Il Corriere della Sera intervista Rutilio Sermonti, accusato di essere l’ideologo di Avanguardia Ordinovista nell’inchiesta Aquila Nera di cui abbiamo diffusamente parlato qui. Dal colloquio con l’arzillo 93enne con “figlio universitario a carico” (cit.) emerge una verità sui fatti dell’inchiesta che nessuno si sarebbe aspettato: questi ordinovisti erano neofascisti tutti da ridere, che non pagavano i conti e non rispettavano le promesse, ma ogni tanto si concedevano con Sermonti, fratello di Vittorio e Giuseppe, rispettivamente scienziato e dantista.

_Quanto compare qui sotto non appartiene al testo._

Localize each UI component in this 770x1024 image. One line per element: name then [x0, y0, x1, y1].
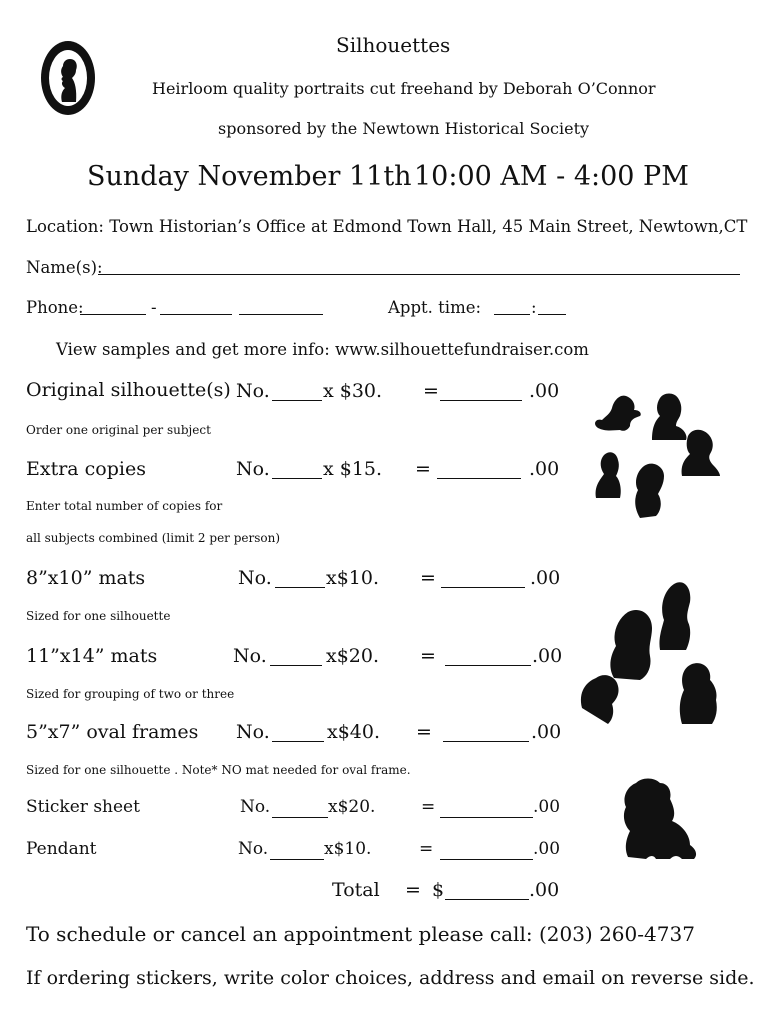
item-no-label: No. — [236, 721, 270, 743]
silhouette-group-portraits-icon — [578, 580, 728, 730]
item-quantity-field[interactable] — [272, 727, 324, 742]
item-quantity-field[interactable] — [272, 803, 328, 818]
item-price: x$10. — [326, 567, 380, 589]
phone-dash: - — [151, 298, 157, 317]
names-field[interactable] — [98, 260, 740, 275]
item-quantity-field[interactable] — [272, 464, 322, 479]
item-cents: .00 — [532, 645, 563, 667]
total-label: Total — [332, 879, 380, 901]
item-label: 8”x10” mats — [26, 567, 146, 589]
item-label: Extra copies — [26, 458, 146, 480]
item-equals: = — [420, 567, 436, 589]
item-price: x$40. — [327, 721, 381, 743]
item-quantity-field[interactable] — [270, 651, 322, 666]
item-note: all subjects combined (limit 2 per person) — [26, 531, 281, 545]
item-label: Pendant — [26, 839, 97, 859]
item-label: 5”x7” oval frames — [26, 721, 199, 743]
page-title: Silhouettes — [336, 33, 451, 57]
item-cents: .00 — [533, 839, 561, 859]
silhouette-logo-icon — [38, 38, 98, 118]
total-currency: $ — [432, 879, 445, 901]
item-no-label: No. — [240, 797, 271, 817]
item-equals: = — [421, 797, 436, 817]
item-cents: .00 — [531, 721, 562, 743]
item-note: Enter total number of copies for — [26, 499, 223, 513]
location-line: Location: Town Historian’s Office at Edmond Town Hall, 45 Main Street, Newtown,CT — [26, 217, 748, 236]
appt-hour-field[interactable] — [494, 300, 530, 315]
item-quantity-field[interactable] — [275, 573, 325, 588]
item-label: 11”x14” mats — [26, 645, 158, 667]
item-amount-field[interactable] — [437, 464, 521, 479]
item-note: Order one original per subject — [26, 423, 211, 437]
item-price: x$10. — [324, 839, 372, 859]
item-quantity-field[interactable] — [270, 845, 324, 860]
item-equals: = — [423, 380, 439, 402]
item-note: Sized for one silhouette — [26, 609, 171, 623]
appt-minute-field[interactable] — [538, 300, 566, 315]
total-equals: = — [405, 879, 421, 901]
event-date: Sunday November 11th — [87, 161, 412, 192]
poodle-silhouette-icon — [612, 775, 700, 860]
silhouette-group-family-icon — [590, 380, 730, 525]
item-price: x $30. — [323, 380, 383, 402]
phone-prefix-field[interactable] — [160, 300, 232, 315]
item-no-label: No. — [236, 380, 270, 402]
item-amount-field[interactable] — [440, 803, 533, 818]
item-cents: .00 — [529, 380, 560, 402]
item-cents: .00 — [530, 567, 561, 589]
info-line: View samples and get more info: www.silhouettefundraiser.com — [56, 340, 589, 359]
appt-colon: : — [531, 298, 537, 317]
event-time: 10:00 AM - 4:00 PM — [414, 161, 689, 192]
stickers-line: If ordering stickers, write color choices, address and email on reverse side. — [26, 967, 755, 989]
item-price: x$20. — [328, 797, 376, 817]
total-amount-field[interactable] — [445, 885, 529, 900]
item-label: Original silhouette(s) — [26, 379, 231, 401]
subtitle: Heirloom quality portraits cut freehand by Deborah O’Connor — [152, 79, 656, 98]
item-amount-field[interactable] — [443, 727, 529, 742]
item-quantity-field[interactable] — [272, 386, 322, 401]
item-price: x$20. — [326, 645, 380, 667]
total-cents: .00 — [529, 879, 560, 901]
item-equals: = — [420, 645, 436, 667]
item-no-label: No. — [238, 839, 269, 859]
appt-label: Appt. time: — [388, 298, 482, 317]
names-label: Name(s): — [26, 258, 103, 277]
item-label: Sticker sheet — [26, 797, 140, 817]
phone-area-field[interactable] — [80, 300, 146, 315]
item-amount-field[interactable] — [441, 573, 525, 588]
item-equals: = — [419, 839, 434, 859]
phone-label: Phone: — [26, 298, 84, 317]
item-price: x $15. — [323, 458, 383, 480]
item-note: Sized for grouping of two or three — [26, 687, 235, 701]
item-amount-field[interactable] — [440, 386, 522, 401]
item-equals: = — [415, 458, 431, 480]
item-cents: .00 — [529, 458, 560, 480]
phone-line-field[interactable] — [239, 300, 323, 315]
schedule-line: To schedule or cancel an appointment please call: (203) 260-4737 — [26, 922, 695, 946]
item-no-label: No. — [233, 645, 267, 667]
item-note: Sized for one silhouette . Note* NO mat needed for oval frame. — [26, 763, 411, 777]
item-amount-field[interactable] — [445, 651, 531, 666]
sponsor-line: sponsored by the Newtown Historical Society — [218, 119, 590, 138]
item-equals: = — [416, 721, 432, 743]
item-no-label: No. — [238, 567, 272, 589]
item-amount-field[interactable] — [440, 845, 533, 860]
item-no-label: No. — [236, 458, 270, 480]
item-cents: .00 — [533, 797, 561, 817]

Un estratto della meravigliosa intervista a firma di Fabrizio Caccia:
«Avanguardia ordinovista? Mai sentita nominare. La verità è che io sono l’ideologo di tanti che non conosco, che leggono i miei libri e poi chissà cosa gli viene in mente. E chi sarebbero i miei adepti? L’ex carabiniere Stefano Manni e sua moglie Marina? Sì, ora ricordo, son venuti più volte qui a casa mia…». La signora Clarissa rammenta che venivano «quasi in adorazione», il signor Manni, la moglie e altri che i coniugi Sermonti chiamavano «il gruppo di Pescara». «Vennero da noi tre o quattro volte, erano simpatici ,amichevoli, poi mettevano su Facebook le mie foto e i miei testi». E passavano le ore a farsi raccontare da Rutilio i tempi della guerra o di quando giurò davanti al Duce allo Stadio dei Marmi il 28 ottobre 1938. E qualche volta cantavano anche, tutti insieme, le canzoni fasciste («Diventiamo tutti eroi con la morte a tu per tu») oppure delle SS («Waffen Waffen Waffen»), ma senza mai accennare a propositi bellicosi, come quello di uccidere i politici e gli extracomunitari e addirittura replicare la strage dell’Italicus e «carbonizzare» il capo dello Stato.
La canzoncina delle SS:
«Chi è Stefano Manni? Solo un millantatore — s’indigna Rutilio Sermonti sulla sua sedia a rotelle —. Un chiacchierone che riempiva i discorsi di fregnacce e bla-bla-bla. Uno a cui piaceva sentirsi qualcuno. Ma per essere qualcuno bisogna fare qualcosa e lui non ha mai fatto niente. Manni il deus ex machina dell’organizzazione? Ma scherziamo, al massimo della macchina del caffè…». Il vecchio pittore e scrittore,autore con Pino Rauti di «Una storia del fascismo», confessa di sentirsi preso in giro: «Manni l’ultima volta mi promise mille euro per dare alle stampe il mio ultimo libro “Non omnis moriar”, ma il suo bonifico ancora l’aspetto e due mesi fa gli scrissi al computer un elenco di insulti che i carabinieri potranno riscontrare. Da quel giorno chiusi con lui».